DPhil researcher Athol Williams (2015, Hertford College) was presented with his 2022 Blueprint Special Recognition award in a ceremony in London on 15 December.
The international award recognises his courageous disclosures about US-based consultancy Bain & Co, which formed a central plank of the South African Zondo Commission’s investigations into allegations of corruption and fraud in the public sector.
As part of his doctoral research, Athol Williams has developed a framework to help companies make reparations for injustices to which they have been party. It was on the basis of this work, and his past relationship with the company, that Athol was invited by Bain & Co between 2018 and 2019 to oversee their response to the allegations and the development and execution of a reparations plan. However, on working closely with the multinational consultancy, Athol grew concerned that the company was withholding information about deeper involvement in the corruption scandal, which he had been employed to consult on, than they had originally let on. This led to his whistle-blowing, disclosing evidence to the South African authorities and testifying publicly before a judicial commission of inquiry in South Africa. Both the Zondo Commission and another inquiry showed that the company had indeed been involved in the coordinated corruption activities.
A public campaign for accountability for companies involved in the corruption scandal - which not only robbed South Africa of its resources but undermined its democratic institutions – has since risen up the agenda, off the back of the public inquiry.
Athol’s experience of whistle-blowing has been harrowing, and has highlighted the vast gap between theories and ideas of social justice and their realisation. Because his testimony implicated a wide network of parties including a former president, he received severe warnings to leave South Africa for his safety. After a fellow whistle-blower was assassinated, in November 2021 he fled South Africa and returned to Oxford, where he remains. He comments:
“It has been rewarding to see my Oxford research have real-world impact even before the completion of my DPhil, however I have suffered all the burdens that whistle-blowers suffer – alienation, retaliation, and negative impacts on my health, finances and career prospects. It has highlighted to me the enormous cost to pursue justice in an unjust world.

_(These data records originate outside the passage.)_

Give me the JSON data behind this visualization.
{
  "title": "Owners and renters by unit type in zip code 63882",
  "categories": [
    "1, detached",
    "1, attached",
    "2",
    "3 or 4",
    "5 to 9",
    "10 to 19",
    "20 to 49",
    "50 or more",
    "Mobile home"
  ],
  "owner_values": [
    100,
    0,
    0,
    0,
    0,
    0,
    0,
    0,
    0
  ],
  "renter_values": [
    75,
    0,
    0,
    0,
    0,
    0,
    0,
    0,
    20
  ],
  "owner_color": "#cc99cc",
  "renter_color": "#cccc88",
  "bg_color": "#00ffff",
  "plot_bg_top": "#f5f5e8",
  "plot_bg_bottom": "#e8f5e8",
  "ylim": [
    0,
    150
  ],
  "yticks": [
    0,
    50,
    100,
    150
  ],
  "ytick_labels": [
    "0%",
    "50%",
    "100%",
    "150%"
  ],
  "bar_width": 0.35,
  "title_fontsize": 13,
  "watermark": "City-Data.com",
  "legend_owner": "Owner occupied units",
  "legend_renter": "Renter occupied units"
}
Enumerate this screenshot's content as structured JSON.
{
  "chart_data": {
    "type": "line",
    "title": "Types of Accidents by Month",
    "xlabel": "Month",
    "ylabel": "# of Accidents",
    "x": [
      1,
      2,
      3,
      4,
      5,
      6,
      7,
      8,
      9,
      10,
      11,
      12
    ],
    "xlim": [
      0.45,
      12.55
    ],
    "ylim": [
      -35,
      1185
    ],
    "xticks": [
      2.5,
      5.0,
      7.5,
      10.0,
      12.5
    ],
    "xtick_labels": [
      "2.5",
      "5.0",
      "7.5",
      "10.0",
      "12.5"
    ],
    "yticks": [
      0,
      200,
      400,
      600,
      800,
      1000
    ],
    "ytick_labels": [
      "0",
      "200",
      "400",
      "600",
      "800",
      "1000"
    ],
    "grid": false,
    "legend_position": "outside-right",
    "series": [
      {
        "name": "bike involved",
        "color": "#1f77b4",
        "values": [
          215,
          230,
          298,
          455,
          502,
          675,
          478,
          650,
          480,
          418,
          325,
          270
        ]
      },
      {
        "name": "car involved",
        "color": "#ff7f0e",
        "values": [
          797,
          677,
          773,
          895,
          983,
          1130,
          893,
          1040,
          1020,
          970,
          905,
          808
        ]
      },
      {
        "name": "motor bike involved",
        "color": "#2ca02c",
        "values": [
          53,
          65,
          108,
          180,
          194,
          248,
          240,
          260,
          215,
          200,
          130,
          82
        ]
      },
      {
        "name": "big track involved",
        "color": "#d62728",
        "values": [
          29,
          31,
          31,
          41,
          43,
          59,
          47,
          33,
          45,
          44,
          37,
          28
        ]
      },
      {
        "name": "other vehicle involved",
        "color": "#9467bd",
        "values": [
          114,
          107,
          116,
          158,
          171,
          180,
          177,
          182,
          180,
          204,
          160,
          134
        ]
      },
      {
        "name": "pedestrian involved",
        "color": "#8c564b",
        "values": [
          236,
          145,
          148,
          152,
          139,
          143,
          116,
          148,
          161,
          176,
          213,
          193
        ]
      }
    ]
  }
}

“The award from Blueprint for Free Speech has been a great encouragement. Generally, there is very little acknowledgement for those who take on powerful actors and speak truth to power. Often in their fight, these individuals are instead silenced and ostracised. This award has helped amplify my voice and encouraged me to continue advocating for justice in a way that draws on my work at Oxford.
“I am extremely grateful to DPIR for accommodating me during this difficult time, especially my DPhil supervisor, Dr Gideon Elford, who has gone far beyond the role of a supervisor to support me through this difficult but important time pursuing justice.”
Athol continues to campaign for accountability and to develop his ideas. He is currently working towards the completion of his DPhil this year, alongside his work as a Research Associate at Hertford College, and at St Catherine’s College where he designed a course on Business Strategy & Ethics that he teaches to visiting undergraduate students.
“The award from Blueprint for Free Speech has been a great encouragement. Generally, there is very little acknowledgement for those who take on powerful actors and speak truth to power. Often in their fight, these individuals are instead silenced and ostracised. This award has helped amplify my voice and encouraged me to continue advocating for justice in a way that draws on my work at Oxford.”